- Tim Arango writes for The New York Times that Iran stepped into the void the U.S. created in Iraq:
When the United States invaded Iraq 14 years ago to topple Saddam Hussein, it saw Iraq as a potential cornerstone of a democratic and Western-facing Middle East, and vast amounts of blood and treasure — about 4,500 American lives lost, more than $1 trillion spent — were poured into the cause.
From Day 1, Iran saw something else: a chance to make a client state of Iraq, a former enemy against which it fought a war in the 1980s so brutal, with chemical weapons and trench warfare, that historians look to World War I for analogies. If it succeeded, Iraq would never again pose a threat, and it could serve as a jumping-off point to spread Iranian influence around the region.
In that contest, Iran won, and the United States lost.
Perhaps most crucial, Parliament passed a law last year that effectively made the constellation of Shiite militias a permanent fixture of Iraq’s security forces. This ensures Iraqi funding for the groups while effectively maintaining Iran’s control over some of the most powerful units.

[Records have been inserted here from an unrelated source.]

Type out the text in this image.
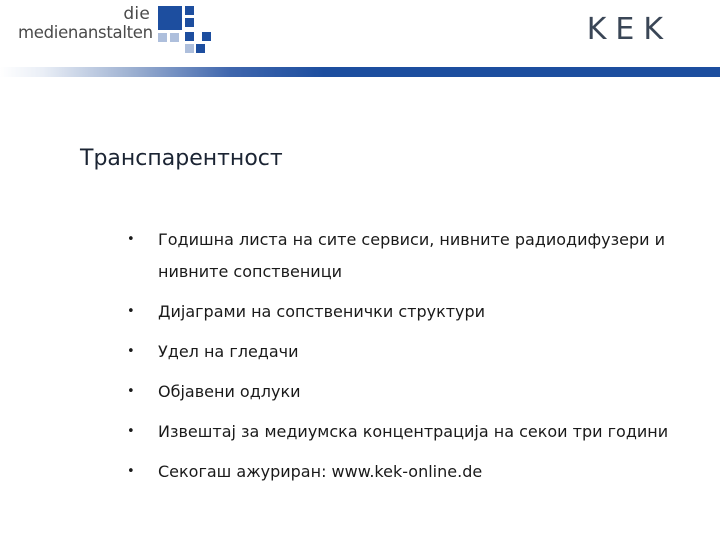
die
medienanstalten	KEK
Транспарентност
• Годишна листа на сите сервиси, нивните радиодифузери и нивните сопственици
• Дијаграми на сопственички структури
• Удел на гледачи
• Објавени одлуки
• Извештај за медиумска концентрација на секои три години
• Секогаш ажуриран: www.kek-online.de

Now, with new parliamentary elections on the horizon, Shiite militias have begun organizing themselves politically for a contest that could secure even more dominance for Iran over Iraq’s political system.
Israel’s government opposes the ceasefire the U.S. and Russia implemented in southern Syria because it empowers Iran.
Among this weekend’s shooting victims in Chicago: an anti-violence activist named William Cooper. A nine year old boy died in a shooting this weekend, too.
Four Pakistani soldiers died when Indian forces shelled their vehicle in Kashmir.
Two Chinese coast guard ships entered Japanese waters near two islands off Kyushu.